Statistical analysis will be performed with the statistics analysis software EPIDAT 3.1 [29], SPSS [33], and WLwiN 2.02 [34]. It will include:

  1. a.

    Descriptive Analysis: characteristics of the population under study (sociodemographic variables): central tendency, dispersion and position measures for quantitative variables; and tabulation and calculation of relative frequencies for qualitative variables. A calculation of major estimators with their corresponding 95% confidence intervals (CI95%) will be performed.

  2. b.

    Bivariate Analysis: We will examine basal comparability between the two groups using the chi-square test or Fisher’s test (proportion comparison test), or by Student’s t-test (mean comparison test after testing normal distribution). Then, the AF dependent variable will be examined and crossed with the sociodemographic variables and other independent or prognostic variables of interest. On such purpose, we will use Pearson’s chi square tests or Fisher’s test (qualitative variables), and Student’s t-test or ANOVA (quantitative variables). All contrasts will be bilateral (p < 0.05).

  3. c.

    Analysis of the relationship between the type of intervention and the primary variable of the study (AF): contingency tables, square chi test, relative risk estimation), attributable risk and number of subjects to be treated, with their respective CI95%.

  4. d.

    Multivariate Analysis: A multi-level logistic regression or multiple logistic regression will be performed to compare effects of the strategy on both groups (Odds Ratio) adjusting the model for potential prognostic and / or confounding candidate variables. When multiple logistic regression is used, these variables will be introduced by the “Enter” technique. Significance will be > 0.10 according to Wald’s test.

Protection against bias

The study is open, so the intervention cannot be masked. Therefore, both, patients and practitioners will know who is involved in the intervention, and this might condition their response (Hawthorne effect), especially in the control group. Just the fact that the participants are identified and express their wish to participate in the study, and since they are subject to more intensive monitoring than usual, might make them more willing to follow medical advice.

Information bias can occur through errors in FA identification on the ECG due the practitioner’s inadequate skills. Practitioners will previously take a training course. The degree of interobserver reliability and agreement on blood pulse measuring will be examined.

Another bias might occur in the selection of patients, as one of the groups might include more patients diagnosed with AF before the study period.

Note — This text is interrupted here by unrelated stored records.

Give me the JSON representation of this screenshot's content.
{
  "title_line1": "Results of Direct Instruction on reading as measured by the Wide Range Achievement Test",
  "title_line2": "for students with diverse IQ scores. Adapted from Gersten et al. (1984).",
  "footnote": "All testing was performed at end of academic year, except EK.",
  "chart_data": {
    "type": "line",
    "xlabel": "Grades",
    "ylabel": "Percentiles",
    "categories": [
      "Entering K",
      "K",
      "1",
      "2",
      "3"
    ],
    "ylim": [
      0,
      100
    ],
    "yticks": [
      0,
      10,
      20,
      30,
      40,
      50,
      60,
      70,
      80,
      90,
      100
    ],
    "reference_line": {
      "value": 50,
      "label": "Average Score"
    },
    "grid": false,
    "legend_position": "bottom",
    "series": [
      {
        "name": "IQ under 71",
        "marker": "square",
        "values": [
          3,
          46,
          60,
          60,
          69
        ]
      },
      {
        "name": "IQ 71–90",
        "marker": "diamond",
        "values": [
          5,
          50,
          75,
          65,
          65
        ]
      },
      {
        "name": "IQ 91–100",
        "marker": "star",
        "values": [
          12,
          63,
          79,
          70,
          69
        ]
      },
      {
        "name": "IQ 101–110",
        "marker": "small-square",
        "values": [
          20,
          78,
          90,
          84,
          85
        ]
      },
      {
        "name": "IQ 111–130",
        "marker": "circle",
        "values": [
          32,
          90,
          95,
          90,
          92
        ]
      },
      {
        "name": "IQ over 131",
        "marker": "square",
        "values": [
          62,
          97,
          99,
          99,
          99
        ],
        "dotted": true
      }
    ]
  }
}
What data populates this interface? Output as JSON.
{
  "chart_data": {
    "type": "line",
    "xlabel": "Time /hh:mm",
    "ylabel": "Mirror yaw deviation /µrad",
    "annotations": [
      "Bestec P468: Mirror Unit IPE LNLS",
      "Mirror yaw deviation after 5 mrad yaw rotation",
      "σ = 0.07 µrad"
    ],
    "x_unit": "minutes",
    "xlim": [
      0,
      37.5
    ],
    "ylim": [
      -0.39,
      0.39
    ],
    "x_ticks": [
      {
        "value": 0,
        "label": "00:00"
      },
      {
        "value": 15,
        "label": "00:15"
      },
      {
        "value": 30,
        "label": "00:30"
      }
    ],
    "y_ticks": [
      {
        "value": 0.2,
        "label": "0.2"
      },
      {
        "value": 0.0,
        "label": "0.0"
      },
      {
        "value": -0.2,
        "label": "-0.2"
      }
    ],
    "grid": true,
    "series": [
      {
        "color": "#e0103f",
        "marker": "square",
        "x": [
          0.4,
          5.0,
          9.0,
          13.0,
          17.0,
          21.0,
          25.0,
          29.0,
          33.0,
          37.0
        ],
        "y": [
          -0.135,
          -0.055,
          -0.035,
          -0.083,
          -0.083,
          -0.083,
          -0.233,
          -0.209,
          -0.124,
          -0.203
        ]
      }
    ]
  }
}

Should this occur in the control group, the beneficial effect of screening might be overestimated. Randomization will help balance both groups.


Impact of results

This study will assess the effectiveness of early detection of AF. If our hypothesis is confirmed, we expect Primary Care professionals to take a more proactive approach and adopt a new protocol when a patient meeting the established screening criteria is identified. Finally, we expect this measure to be incorporated into Clinical Practice Guidelines.

Ethical considerations

The research project has been approved by the Ethics Committees of the Hospital de Mataró (Barcelona) and the Hospital Reina Sofía (Córdoba). Informed consent will be previously obtained from all participants. This project will be conducted under the provisions of the Declaration of Helsinki, the European Council agreement on Human Rights and Biomedicine, and the UNESCO Universal Declaration.

The design and development of this study will be performed within Best Practice and Confidentiality norms (protection of personal data) and other national and international laws in force regulating health research.

This trial is registered in ClinicalTrials.gob (NCT01291953).

Organization and logistics of the study

Systematic tracking of the fieldwork will be performed by a technical instructor, a monthly phone conversation with every practitioner, and collecting recruitment and DCF data. Subsequently, a case-based reasoning will be submitted to each practitioner.

Coordination meetings with the project management team will be held via Second Life ( at least once every two months over the study period.